Before Mama’s sadness overwhelmed her, she would wake up every morning, put on her paint-stained jeans, take the public buses (much to Teta’s disdain), and get off in al-Sharqiyeh to walk around, paint, chat with the kids and show them her art supplies. No matter how much Teta told her that “people will talk” if her daughter-in-law kept visiting the slums, and regardless of how hard she tried to introduce Mama to other high-society women (“This is so-and-so, she just graduated from a university in London, and this is her sister so-and-so, she is best friends with that famous actress I pointed out to you on TV last night. And this is so-and-so, she lives just down the road and has set up a wonderful jewelry business …”), Mama still woke up every morning and made her way down to al-Sharqiyeh.
As for me, I don’t go to al-Sharqiyeh anymore. It is mostly journalists who roam these parts, like ants on a piece of rotting fruit.

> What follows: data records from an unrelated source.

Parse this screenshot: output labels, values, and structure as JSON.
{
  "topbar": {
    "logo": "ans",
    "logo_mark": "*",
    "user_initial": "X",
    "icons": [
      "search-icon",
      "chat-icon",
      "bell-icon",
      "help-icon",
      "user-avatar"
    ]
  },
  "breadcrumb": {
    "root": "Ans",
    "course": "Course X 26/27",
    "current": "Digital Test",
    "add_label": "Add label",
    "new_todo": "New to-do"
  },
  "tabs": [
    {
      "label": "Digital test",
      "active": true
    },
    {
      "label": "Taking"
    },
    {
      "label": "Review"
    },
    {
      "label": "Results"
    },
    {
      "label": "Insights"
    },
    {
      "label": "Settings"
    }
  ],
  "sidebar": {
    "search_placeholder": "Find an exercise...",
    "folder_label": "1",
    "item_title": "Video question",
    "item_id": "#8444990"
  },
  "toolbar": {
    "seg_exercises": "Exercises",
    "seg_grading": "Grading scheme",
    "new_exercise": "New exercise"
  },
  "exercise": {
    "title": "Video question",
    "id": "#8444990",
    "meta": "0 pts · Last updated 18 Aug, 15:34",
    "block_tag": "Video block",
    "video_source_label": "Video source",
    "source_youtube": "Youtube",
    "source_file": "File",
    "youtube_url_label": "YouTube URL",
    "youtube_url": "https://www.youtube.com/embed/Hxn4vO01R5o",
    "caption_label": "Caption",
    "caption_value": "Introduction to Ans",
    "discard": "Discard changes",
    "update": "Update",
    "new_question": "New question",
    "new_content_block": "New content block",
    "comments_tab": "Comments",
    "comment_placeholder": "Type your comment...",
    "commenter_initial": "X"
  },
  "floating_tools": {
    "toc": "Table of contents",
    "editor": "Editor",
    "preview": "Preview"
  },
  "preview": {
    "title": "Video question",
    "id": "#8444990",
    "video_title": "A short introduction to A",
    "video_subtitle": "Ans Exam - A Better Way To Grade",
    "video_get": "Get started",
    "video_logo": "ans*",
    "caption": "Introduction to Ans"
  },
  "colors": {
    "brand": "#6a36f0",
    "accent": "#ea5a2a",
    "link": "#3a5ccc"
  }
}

After we’ve driven about one hundred meters from the bridge, we stop at another checkpoint. This one is not government-run. The idea that something could be free of the president’s control should fill me with excitement, yet the two men standing guard at the checkpoint, their faces wrapped with an olive green cloth so that only their eyes are visible, bring out in me the same old fear. I stop the car and roll down the window.
“Assalamu aleykum,” I greet them. They say nothing. One of them bends down and looks at Laura, then back at me. I tell him she’s a journalist and give him the paper. He reads it over and makes a call on his phone. I close my eyes and breathe in deeply, trying to steady my nerves. Beside me Laura shifts in her seat.
The man is on the phone for a few minutes. When he finishes he puts the phone in his pocket and strolls back to the car. He walks to the back of the car and slams his fist on the trunk. I press the button and the trunk springs open. He rummages inside. I think of what might be in there, what mess Nawaf might have left behind. Dammit, I should have checked this beforehand. I rub my mouth and look straight ahead. Finally the man closes the trunk and walks over to where the other man is standing, right by my window. He whispers something in the man’s ear and the man bends over.
“Keep going straight along this road,” he says. His breath is sour. “You’ll get to a traffic light. Make a right and go up a hill. The clock tower is at the top. Wait there.”
“Thank you.” Relieved, I want to get out of the car and hug them. Instead I offer them the most grateful smile I can muster as they wave us on.
The road, smaller now, is lined with palm trees. Laura is silent as she rotates between editing her list of questions and updating her Twitter feed, and my thoughts return to Maj. If he is among those who have been arrested, and by now it is probably wishful thinking to believe otherwise, God knows what they will do to him. He’s mouthy enough to say something that might piss off a policeman. And if they find out what sort of information he collects, that would be even worse.
I don’t feel comfortable sharing these concerns with Laura. I don’t want Maj to be just another decontextualized story, another headline on the bottom of the fourth page of some foreign newspaper. Besides, there won’t be any protests demanding Maj’s release, no opposition groups to fight in his corner. It’ll just be me, and what use am I when I can’t even voice my worries to an American journalist. Whenever I think things could not get any worse, the universe exposes another layer of darkness.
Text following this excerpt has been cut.